Two weeks later, he told Billings that he was “living like a king” at the Paris embassy, where Offie and he had become “the greatest of pals” and Bullitt had been very nice to him. He had lunch at the embassy with the famed aviator and isolationist Charles Lindbergh and his wife, Anne, “the most attractive couple I’ve ever seen.” He was “going skiing for a week in Switzerland which should be damn good fun.” Apparently, it was: “Plenty of action here, both on and off the skis,” he told Billings in a postcard. “Things have been humming since I got back from skiing,” he next wrote Lem. “Met a gal who used to live with the Duke of Kent and who is as she says ‘a member of the British Royal family by injections.’ She has terrific diamond bracelet that he gave her and a big ruby that the Marajah [sic] of Nepal gave her. I don’t know what she thinks she is going to get out of me but will see. Meanwhile very interesting as am seeing life.” And he was still living “like a king” at the embassy, where Bullitt “really fixes me up,” and Offie and he were served by “about 30 lackies.” Bullitt, Jack wrote, was always “trying, unsuccessfully, to pour champagne down my gullett [sic].”

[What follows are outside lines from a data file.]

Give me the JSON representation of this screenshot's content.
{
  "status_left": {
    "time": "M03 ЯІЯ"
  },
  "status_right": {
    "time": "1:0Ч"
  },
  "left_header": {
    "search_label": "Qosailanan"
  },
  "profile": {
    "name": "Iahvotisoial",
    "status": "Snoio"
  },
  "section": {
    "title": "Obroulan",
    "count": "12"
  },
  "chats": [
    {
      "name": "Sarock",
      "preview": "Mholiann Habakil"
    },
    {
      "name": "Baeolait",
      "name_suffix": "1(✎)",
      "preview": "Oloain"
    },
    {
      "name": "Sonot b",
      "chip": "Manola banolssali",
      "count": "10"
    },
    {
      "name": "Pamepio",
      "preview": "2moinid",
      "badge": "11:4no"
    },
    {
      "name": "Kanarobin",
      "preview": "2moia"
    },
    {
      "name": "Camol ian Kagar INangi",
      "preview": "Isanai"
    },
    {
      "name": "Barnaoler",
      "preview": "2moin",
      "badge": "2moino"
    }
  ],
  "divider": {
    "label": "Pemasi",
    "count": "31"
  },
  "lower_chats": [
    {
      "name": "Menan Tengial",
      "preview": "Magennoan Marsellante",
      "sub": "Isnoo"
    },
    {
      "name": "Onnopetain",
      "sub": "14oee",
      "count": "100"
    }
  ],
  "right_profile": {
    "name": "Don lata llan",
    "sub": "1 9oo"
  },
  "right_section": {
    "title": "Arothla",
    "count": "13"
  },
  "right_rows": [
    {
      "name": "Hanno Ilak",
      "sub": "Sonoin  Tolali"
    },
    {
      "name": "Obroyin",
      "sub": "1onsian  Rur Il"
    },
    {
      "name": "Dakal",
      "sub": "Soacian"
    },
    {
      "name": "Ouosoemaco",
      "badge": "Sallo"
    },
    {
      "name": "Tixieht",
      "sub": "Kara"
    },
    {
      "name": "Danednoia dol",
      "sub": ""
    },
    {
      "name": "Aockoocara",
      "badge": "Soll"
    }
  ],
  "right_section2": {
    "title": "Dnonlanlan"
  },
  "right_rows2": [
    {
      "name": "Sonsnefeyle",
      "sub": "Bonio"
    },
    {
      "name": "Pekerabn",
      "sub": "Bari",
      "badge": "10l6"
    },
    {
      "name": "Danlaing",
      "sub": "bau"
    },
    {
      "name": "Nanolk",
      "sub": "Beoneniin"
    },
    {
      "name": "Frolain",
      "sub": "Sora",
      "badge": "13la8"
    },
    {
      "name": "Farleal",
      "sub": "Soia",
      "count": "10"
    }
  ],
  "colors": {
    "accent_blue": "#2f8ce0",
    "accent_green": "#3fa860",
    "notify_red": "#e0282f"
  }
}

But however welcoming Bullitt and Offie were, Jack did not like feeling dependent on their hospitality. He must have also sensed some hostility from Offie, who remembered “Jack sitting in my office and listening to telegrams being read or even reading various things which actually were none of his business but since he was who he was we didn’t throw him out.” Jack privately reciprocated the irritation: “Offie has just rung for me,” he wrote Lem, “so I guess I have to get the old paper ready and go in and wipe his arse.”

For all the fun, Jack had a keen sense of responsibility about using his uncommon opportunity to gather information for a senior thesis. Besides, the highly charged European political atmosphere, which many predicted would soon erupt in another war, fascinated him. However much he kept Lem Billings posted on his social triumphs, his letters to Lem and to his father in London were filled with details about German intentions toward Poland and the likely reactions of Britain, France, Russia, Romania, and Turkey. “The whole thing is damn interesting,” he told Billings. He found himself in the eye of the storm, traveling to Danzig and Warsaw in May, where he spoke to Nazi and Polish officials, and then on to Leningrad, Moscow, Kiev, Bucharest, Turkey, Jerusalem, Beirut, Damascus, and Athens. He received VIP treatment from the U.S. diplomatic missions everywhere he went, staying at a number of embassies along the way and talking with senior diplomats, including Ambassador Anthony Biddle in Warsaw and Charles E. Bohlen, the second secretary in Moscow.